Feb 202023

After reading yesterday’s blog, several readers e-mailed me to ask about the fate of the injured coyote I wrote about. I don’t know because when I went out back to look yesterday, I could not find it. I hope it has succumbed to its injuries and is not lying out there in the woods suffering.

Two different readers said something to the effect of they couldn’t believe I wanted to kill the poor animal. Let me make something clear, I did not want to kill it, I wanted to put it out of its misery. Letting it starve to death in agony would have been the cruel thing to do.

I also had a blog comment from someone telling me that it must have been a neighbor’s dog because coyotes do not live east of the Mississippi River. I sent him a message telling him that a quick Google search would show him that there are coyotes in every state. They have even been spotted in New York City. We saw them where we lived in Florida, and my son has seen and heard them at his place, 15 minutes from here. The man quickly wrote back to tell me I was wrong, so I did not bother to reply to him again. There’s no use trying to confuse somebody with facts when their mind is already made up.

Terry spent most of yesterday doing the same thing she’s been doing for a while now, emptying boxes and putting things away. I wonder if she is beginning to think she might never be done with the project.

Between getting sick right after we got here, making the last trip back to Florida, and all the bad weather we have had, I had not had a chance to get familiar with my Kubota BX2680 tractor that was delivered almost a month ago. So yesterday I decided to spend some time playing with it. Though I’ve read the owner’s manual and watched a lot of YouTube videos, there’s nothing like hands-on experience with a new piece of equipment.

Since the road out to our barn is nice and dry now, I used the back blade on the tractor to smooth out some of the ruts out there as well as the ruts from where I got stuck the day we were getting ready to leave for our last trip to Florida. With that done, I drove up the driveway toward the house to try to smooth out some of the ruts that were made there from the equipment that delivered the tiles for the new roof. That area is still very wet, and it didn’t take long for me to realize that all I was doing was making more of a mess.
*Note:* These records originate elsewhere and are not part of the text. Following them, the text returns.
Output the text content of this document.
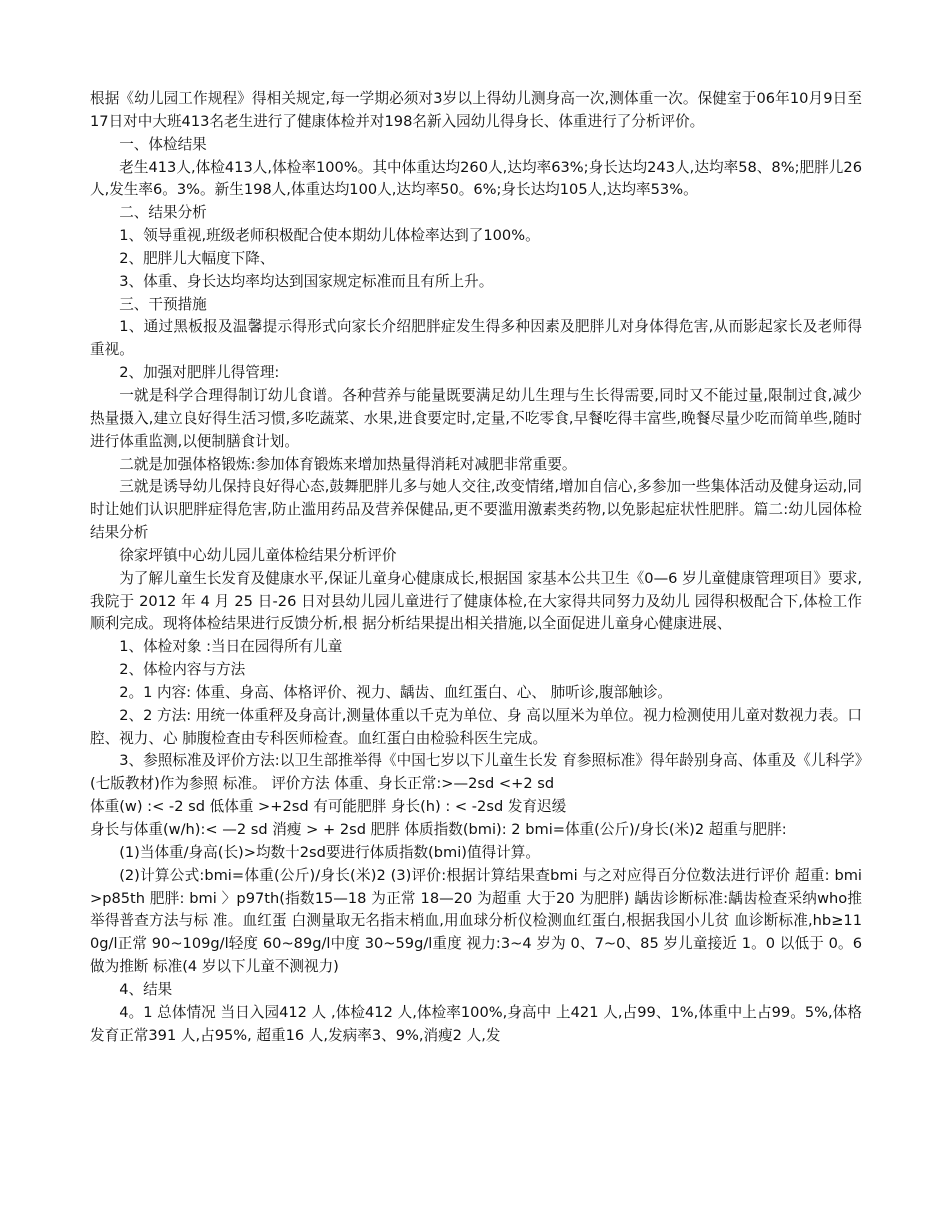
根据《幼儿园工作规程》得相关规定,每一学期必须对3岁以上得幼儿测身高一次,测体重一次。保健室于06年10月9日至17日对中大班413名老生进行了健康体检并对198名新入园幼儿得身长、体重进行了分析评价。

一、体检结果

老生413人,体检413人,体检率100%。其中体重达均260人,达均率63%;身长达均243人,达均率58、8%;肥胖儿26人,发生率6。3%。新生198人,体重达均100人,达均率50。6%;身长达均105人,达均率53%。

二、结果分析

1、领导重视,班级老师积极配合使本期幼儿体检率达到了100%。

2、肥胖儿大幅度下降、

3、体重、身长达均率均达到国家规定标准而且有所上升。

三、干预措施

1、通过黑板报及温馨提示得形式向家长介绍肥胖症发生得多种因素及肥胖儿对身体得危害,从而影起家长及老师得重视。

2、加强对肥胖儿得管理:

一就是科学合理得制订幼儿食谱。各种营养与能量既要满足幼儿生理与生长得需要,同时又不能过量,限制过食,减少热量摄入,建立良好得生活习惯,多吃蔬菜、水果,进食要定时,定量,不吃零食,早餐吃得丰富些,晚餐尽量少吃而简单些,随时进行体重监测,以便制膳食计划。

二就是加强体格锻炼:参加体育锻炼来增加热量得消耗对减肥非常重要。

三就是诱导幼儿保持良好得心态,鼓舞肥胖儿多与她人交往,改变情绪,增加自信心,多参加一些集体活动及健身运动,同时让她们认识肥胖症得危害,防止滥用药品及营养保健品,更不要滥用激素类药物,以免影起症状性肥胖。篇二:幼儿园体检结果分析

徐家坪镇中心幼儿园儿童体检结果分析评价

为了解儿童生长发育及健康水平,保证儿童身心健康成长,根据国 家基本公共卫生《0—6 岁儿童健康管理项目》要求,我院于 2012 年 4 月 25 日-26 日对县幼儿园儿童进行了健康体检,在大家得共同努力及幼儿 园得积极配合下,体检工作顺利完成。现将体检结果进行反馈分析,根 据分析结果提出相关措施,以全面促进儿童身心健康进展、

1、体检对象 :当日在园得所有儿童

2、体检内容与方法

2。1 内容: 体重、身高、体格评价、视力、龋齿、血红蛋白、心、 肺听诊,腹部触诊。

2、2 方法: 用统一体重秤及身高计,测量体重以千克为单位、身 高以厘米为单位。视力检测使用儿童对数视力表。口腔、视力、心 肺腹检查由专科医师检查。血红蛋白由检验科医生完成。

3、参照标准及评价方法:以卫生部推举得《中国七岁以下儿童生长发 育参照标准》得年龄别身高、体重及《儿科学》(七版教材)作为参照 标准。 评价方法 体重、身长正常:>—2sd <+2 sd

体重(w) :< -2 sd 低体重 >+2sd 有可能肥胖 身长(h) : < -2sd 发育迟缓

身长与体重(w/h):< —2 sd 消瘦 > + 2sd 肥胖 体质指数(bmi): 2 bmi=体重(公斤)/身长(米)2 超重与肥胖:

(1)当体重/身高(长)>均数十2sd要进行体质指数(bmi)值得计算。

(2)计算公式:bmi=体重(公斤)/身长(米)2 (3)评价:根据计算结果查bmi 与之对应得百分位数法进行评价 超重: bmi>p85th 肥胖: bmi 〉p97th(指数15—18 为正常 18—20 为超重 大于20 为肥胖) 龋齿诊断标准:龋齿检查采纳who推举得普查方法与标 准。血红蛋 白测量取无名指末梢血,用血球分析仪检测血红蛋白,根据我国小儿贫 血诊断标准,hb≥110g/l正常 90~109g/l轻度 60~89g/l中度 30~59g/l重度 视力:3~4 岁为 0、7~0、85 岁儿童接近 1。0 以低于 0。6 做为推断 标准(4 岁以下儿童不测视力)

4、结果

4。1 总体情况 当日入园412 人 ,体检412 人,体检率100%,身高中 上421 人,占99、1%,体重中上占99。5%,体格发育正常391 人,占95%, 超重16 人,发病率3、9%,消瘦2 人,发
I will have to come back to that when things dry out more.

It’s obvious to me that though I understand what the different controls on the tractor do, it is going be a long time before I can get even close to competent with them. It’s kind of like learning to drive a car with a standard transmission. You’re going to have a lot of hopping starts and stall the engine out many times before you learn how to smoothly operate the gear shift and clutch.

A little after 3:00 we drove into Tuscaloosa to have dinner with our friends George and Valerie Mayleben, owners of the RV Driving School, which was founded by another friend, Dick Reed, before Terry and I even became fulltime RVers back in 1999.

George and Valerie were instructors and vendors at many of the RV shows and rallies we attended, including our own Gypsy journal rallies, and were regular advertisers in the Gypsy Journal when we were publishing it. But back in those days we were always so busy that we never had time to sit and visit for very long. So it was nice to get to spend some relaxing time with them, enjoying talking about RVing, our mutual friends from the road, our families, and life in general. Thanks for making time for us while you were passing through the area, George and Valerie. Safe travels until we meet again!

We have a busy week ahead of us. The roofers are supposed to be here this morning to start replacing the roof on the house and garage, I am supposed to have a side-by-side UTV delivered, as well as 20 tons of gravel for the driveway and some of the low areas that keep flooding out. And somewhere along the line, I need to get some more writing done. As for Terry, she’ll still be unpacking boxes. I think she’s just doing that so she doesn’t have to stop and make me any cookies. 😊

And finally, here’s a chuckle to start your day from the collection of funny signs we see in our travels and that our readers share with us.

Thought For The Day – One day you will thank yourself for never giving up.

Nick Russell

World-Famous, New York Times Best Selling Author, and All-Around Nice Guy!

  3 Responses to “Coyotes, Tractors, And Friends”

  1. I live on Pensacola Bay and near an old railroad right of way – i have seen coyotes here with a theory that the rail lines provide a highway for animal traveling. I worked around PENSACOLA INTERNATIONAL AIRPORT and there were coyotes living there too! I’ve seen coyotes running deer in the Conecuh National Forest – https://www.fs.usda.gov/recarea/alabama/recarea/?recid=30107.



    conclusion – he may have just mated- !!! lol

  2. Sorry about the Nutcase!
    I’ve seen a Coyote in our Montgomery AL neighborhood just south of I-85 and the Canadian Goose population has declined- ecological or a coincidence??